Teleworking changes the nature of work

Tuesday, 7 December, 1999 - 21:00
For more than twenty years we have been describing the changing nature of work.

This change is not new. Every major technological breakthrough since Adam Smith has had a significant impact upon the organisation and nature of work.

The last time a major paradigm shift occurred was at the outset of the Industrial Revolution when the new technology required employees to leave their cottages en masse to live and work in new centres of industry located close to basic raw materials.

These new centres of industry became the new towns of the 18th century and, in many instances, the forerunners of the world’s great industrial cities. A key feature of the classic industrial city is the routine trip between home and the workplace for millions of employees.

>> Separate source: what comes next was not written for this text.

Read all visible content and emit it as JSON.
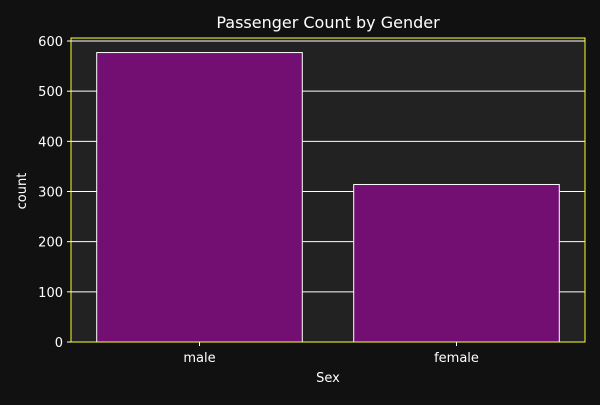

Modern technological developments which rival the significance of steam and electricity are telecommunications and information technology. Now, of course, there is not the same imperative to shift millions of employees to a physical workplace.

With the bits and bandwidth revolution it is now practical to deliver ‘work’ to be done to localities where employees live.

The first author to spell this out for me was Tom Stonier in his book, The Wealth of Information, published in 1983. I read his book on a plane on the way home from London, and I was so impressed I rang him to tell him how much I enjoyed it.

His response was memorable. He asked me to read it again with my feet on the ground to see if I was still impressed. I did and I was.

Stonier pointed out that, as the nature of work changes with the transition to the online economy (he called it the post-industrial society in 1983), the nature of our communities would also change.

He predicted that telework and telecommuting would become a

phenomenon of major significance.

All that time ago he urged us to be measured in our search for the most effective responses. He argued that certain fundamentals need to be remembered:

• Not all people will be interested in or suited to teleworking

• Many traditional managers will be unable to cope with the implications of teleworking in the firm

• Not all jobs are suited to the telework concept

• Telework is not something that any individual must necessarily be committed to for five days a week

• Telework is certainly not something that must become a lifelong phenomenon for an individual.

The telecommunications revolution, and teleworking in particular, is having a fundamental impact on our communities. During the next thirty years the impact will be more profound.

Shopping centres will become more leisure and infotainment orientated. More and more retailing will be done online. Home deliveries will boom.

New education and learning centres will continue to emerge as the online delivery of information picks up.

It will be a long time before we all have a two megabyte link to home but the bandwidth revolution is well underway. Even when the bandwidth is available it is fanciful at this stage to imagine us all being educated remotely at home.

The shape, style and design of our houses will change. The space described as an office in the average project home today is woefully inadequate.

Homes without traditional kitchen are already being built in the USA because of the rising popularity and improved quality of prepared meals.

Changes to the nature of work, shopping, education and training, entertainment and leisure will inevitably produce changes in that other most fundamental of infrastructures – transport.

The silent revolution in telecommunications has produced tens of thousands of Western Australian teleworkers.

As far as I am able to ascertain, however, none of our planners or public policy makers in this State has yet undertaken a definitive analysis of the phenomenon.

Most of our judgements about teleworking and its implications for the future are not based on reliable data.

• Mal Bryce is a consultant to Dow Digital and a former WA Deputy Premier.